As most of you would agree, the world is a tough place to live in. Certainly, more and more people are becoming more aware of and showing more respect towards people with disabilities, but the chances are that many more people will never have an opportunity to meet, much less emphasize with, a person with a disability such as hearing loss. As a result, I would rather be a chameleon in both d/Deaf and Hearing worlds – to be able to communicate with anyone and to be able to explore more opportunities one could have if one had lived in both worlds than in one or the other world.
In closing, I would like to point out that my goal is to obtain more professional opportunities. This has been fraught with problems because some people do not embrace my desire to succeed outside the Deaf world, but I’ll save that for a future blog.
References
1Mrs. Lois Holland at the Lexington School for the Deaf – Welcome (the-eagle-ear.com)
2Redeafined: Debunking the “Fourth Grade Reading Level” Statistic
Henry thanks for sharing can you elaborate on the kind of opportunities that you are talking about?
That’s a very good question, Yvonne. The opportunities to which you are referring include those Loretta would have gained if she had gone to a school for the hearing.
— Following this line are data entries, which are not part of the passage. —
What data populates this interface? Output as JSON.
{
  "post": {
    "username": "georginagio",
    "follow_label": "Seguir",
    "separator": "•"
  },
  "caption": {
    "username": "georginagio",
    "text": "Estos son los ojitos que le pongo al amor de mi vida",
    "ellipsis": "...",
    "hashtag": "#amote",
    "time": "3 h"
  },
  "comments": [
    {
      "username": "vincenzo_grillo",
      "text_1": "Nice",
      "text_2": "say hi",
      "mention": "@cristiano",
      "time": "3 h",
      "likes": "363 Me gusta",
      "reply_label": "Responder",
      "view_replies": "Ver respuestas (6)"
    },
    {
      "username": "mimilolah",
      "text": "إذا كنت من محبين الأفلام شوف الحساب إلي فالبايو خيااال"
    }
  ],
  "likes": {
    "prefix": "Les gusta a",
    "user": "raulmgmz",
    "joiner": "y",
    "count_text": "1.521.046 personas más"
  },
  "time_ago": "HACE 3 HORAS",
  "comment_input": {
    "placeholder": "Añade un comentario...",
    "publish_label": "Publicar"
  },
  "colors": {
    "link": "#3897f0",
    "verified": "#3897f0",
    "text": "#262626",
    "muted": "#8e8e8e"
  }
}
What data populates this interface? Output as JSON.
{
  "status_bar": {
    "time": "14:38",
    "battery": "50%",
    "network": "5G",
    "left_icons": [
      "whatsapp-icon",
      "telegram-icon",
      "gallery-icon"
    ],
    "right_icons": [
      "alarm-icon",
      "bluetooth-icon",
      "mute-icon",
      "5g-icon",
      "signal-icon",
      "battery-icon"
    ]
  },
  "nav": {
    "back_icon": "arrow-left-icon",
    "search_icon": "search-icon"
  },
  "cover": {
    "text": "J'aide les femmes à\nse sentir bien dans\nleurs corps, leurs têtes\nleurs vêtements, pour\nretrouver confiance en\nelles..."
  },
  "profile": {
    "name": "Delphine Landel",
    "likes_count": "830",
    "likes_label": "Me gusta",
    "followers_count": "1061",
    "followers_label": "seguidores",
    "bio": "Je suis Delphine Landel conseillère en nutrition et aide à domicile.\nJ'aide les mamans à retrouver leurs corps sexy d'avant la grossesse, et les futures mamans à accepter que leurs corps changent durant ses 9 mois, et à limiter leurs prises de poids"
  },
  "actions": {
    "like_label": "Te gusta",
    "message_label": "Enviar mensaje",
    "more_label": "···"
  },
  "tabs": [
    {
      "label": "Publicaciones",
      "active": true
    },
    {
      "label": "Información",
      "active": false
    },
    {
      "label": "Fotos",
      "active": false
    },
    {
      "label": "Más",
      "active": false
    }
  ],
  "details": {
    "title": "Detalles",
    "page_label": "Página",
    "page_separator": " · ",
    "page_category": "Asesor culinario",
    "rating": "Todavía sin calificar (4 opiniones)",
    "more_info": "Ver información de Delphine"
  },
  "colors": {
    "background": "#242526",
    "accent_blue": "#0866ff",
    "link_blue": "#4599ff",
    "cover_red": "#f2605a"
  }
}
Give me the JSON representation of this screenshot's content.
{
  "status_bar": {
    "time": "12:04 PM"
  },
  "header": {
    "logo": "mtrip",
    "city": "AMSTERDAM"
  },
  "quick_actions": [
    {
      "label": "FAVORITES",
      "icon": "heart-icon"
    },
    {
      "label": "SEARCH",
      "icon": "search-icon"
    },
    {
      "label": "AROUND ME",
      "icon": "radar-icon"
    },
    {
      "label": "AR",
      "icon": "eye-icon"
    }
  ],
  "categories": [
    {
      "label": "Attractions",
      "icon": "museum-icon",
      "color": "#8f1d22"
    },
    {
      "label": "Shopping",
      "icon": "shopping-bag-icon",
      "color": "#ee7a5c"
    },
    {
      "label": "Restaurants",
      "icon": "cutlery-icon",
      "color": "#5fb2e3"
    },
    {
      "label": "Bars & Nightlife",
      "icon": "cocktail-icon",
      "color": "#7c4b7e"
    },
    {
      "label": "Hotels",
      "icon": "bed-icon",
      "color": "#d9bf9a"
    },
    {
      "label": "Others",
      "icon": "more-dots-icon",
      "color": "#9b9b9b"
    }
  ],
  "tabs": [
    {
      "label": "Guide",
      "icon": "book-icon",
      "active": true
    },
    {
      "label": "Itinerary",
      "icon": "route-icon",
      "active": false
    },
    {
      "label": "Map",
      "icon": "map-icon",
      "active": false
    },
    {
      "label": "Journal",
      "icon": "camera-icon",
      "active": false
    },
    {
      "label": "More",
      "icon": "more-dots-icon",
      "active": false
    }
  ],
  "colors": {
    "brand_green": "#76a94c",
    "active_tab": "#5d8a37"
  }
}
She might have significantly improved her English and enhanced her ability to communicate, and she might have gone to a college with a stronger emphasis on education and even on certain types of profession (in which she could have been pursued after school). With that in mind, she could have influenced and/or impressed more people outside the d/Deaf world. But then, she would have fewer ties with the d/Deaf world in which her parents had resided for most, if not all, of their lives. She would have more troubles with those who have been deeply entrenched in the ways of living in the d/Deaf world. That’s what has happened to me, but that’s beyond the scope of this reply.
I can give you a good example, but you may have already read it — He is not Deaf – Welcome (the-eagle-ear.com).